All Nations Hope Network Logo. Photo courtesy of allnationshope.ca
Today is World AIDS day and the start of Aboriginal AIDS Awareness Week.
Saskatchewan’s infection rate is twice the national average, and 70 per cent of the cases over the past ten years have been in the Aboriginal community.
The All Nations AIDS Hope Network is trying to change that by using a more cultural approach to healing and by addressing the root causes of the disease.
The network just got a little boost to help it do its work. Back in October, it was informed its operational funding through health Canada would be cut by 70 per cent.
That did not sit well with C.E.O. Margaret Poitras, who has since managed to change some minds.
“I think they didn’t know what they were doing when they were cutting out some of the AIDS organizations across Canada,” she said.
Poitras says they have been given one year of bridge funding, which will be reviewed and will likely be extended to two or three years.
She says there was a lack of understanding on what the network does and how it works with other AIDS groups, getting to the root causes of the problem by dealing with things like poverty, addiction and loss of culture.

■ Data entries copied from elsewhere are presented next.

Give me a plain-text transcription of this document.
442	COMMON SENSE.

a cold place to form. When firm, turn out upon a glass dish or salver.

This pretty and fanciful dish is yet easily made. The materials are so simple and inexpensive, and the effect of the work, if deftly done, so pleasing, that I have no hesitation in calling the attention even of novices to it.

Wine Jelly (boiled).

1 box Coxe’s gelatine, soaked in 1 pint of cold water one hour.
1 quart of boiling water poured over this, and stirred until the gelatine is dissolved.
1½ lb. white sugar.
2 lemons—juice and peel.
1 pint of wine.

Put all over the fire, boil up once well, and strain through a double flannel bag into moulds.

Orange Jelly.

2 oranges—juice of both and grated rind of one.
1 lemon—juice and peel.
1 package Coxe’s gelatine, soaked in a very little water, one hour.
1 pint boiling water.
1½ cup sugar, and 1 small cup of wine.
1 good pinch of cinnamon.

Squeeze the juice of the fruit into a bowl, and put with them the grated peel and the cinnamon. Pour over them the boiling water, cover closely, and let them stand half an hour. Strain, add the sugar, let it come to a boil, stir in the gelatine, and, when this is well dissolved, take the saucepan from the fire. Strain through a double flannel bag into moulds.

On this day of awareness, she says there is a strong message.
“As we go forward, we have to remember those that came before us and laid down those foundations,” she said. “But we also have to look at the numbers for today to see who is being impacted at far greater numbers, and how do we help those people?”
The HIV infection rate on reserves is about eight times the national average. It is most commonly spread by sharing dirty needles.
Over the past 10 years, there have been more than 1500 new HIV cases in Saskatchewan, with a thousand of them concentrated in the Aboriginal community.
Back in September, a group of Saskatchewan doctors called on the provincial government to declare a state of emergency.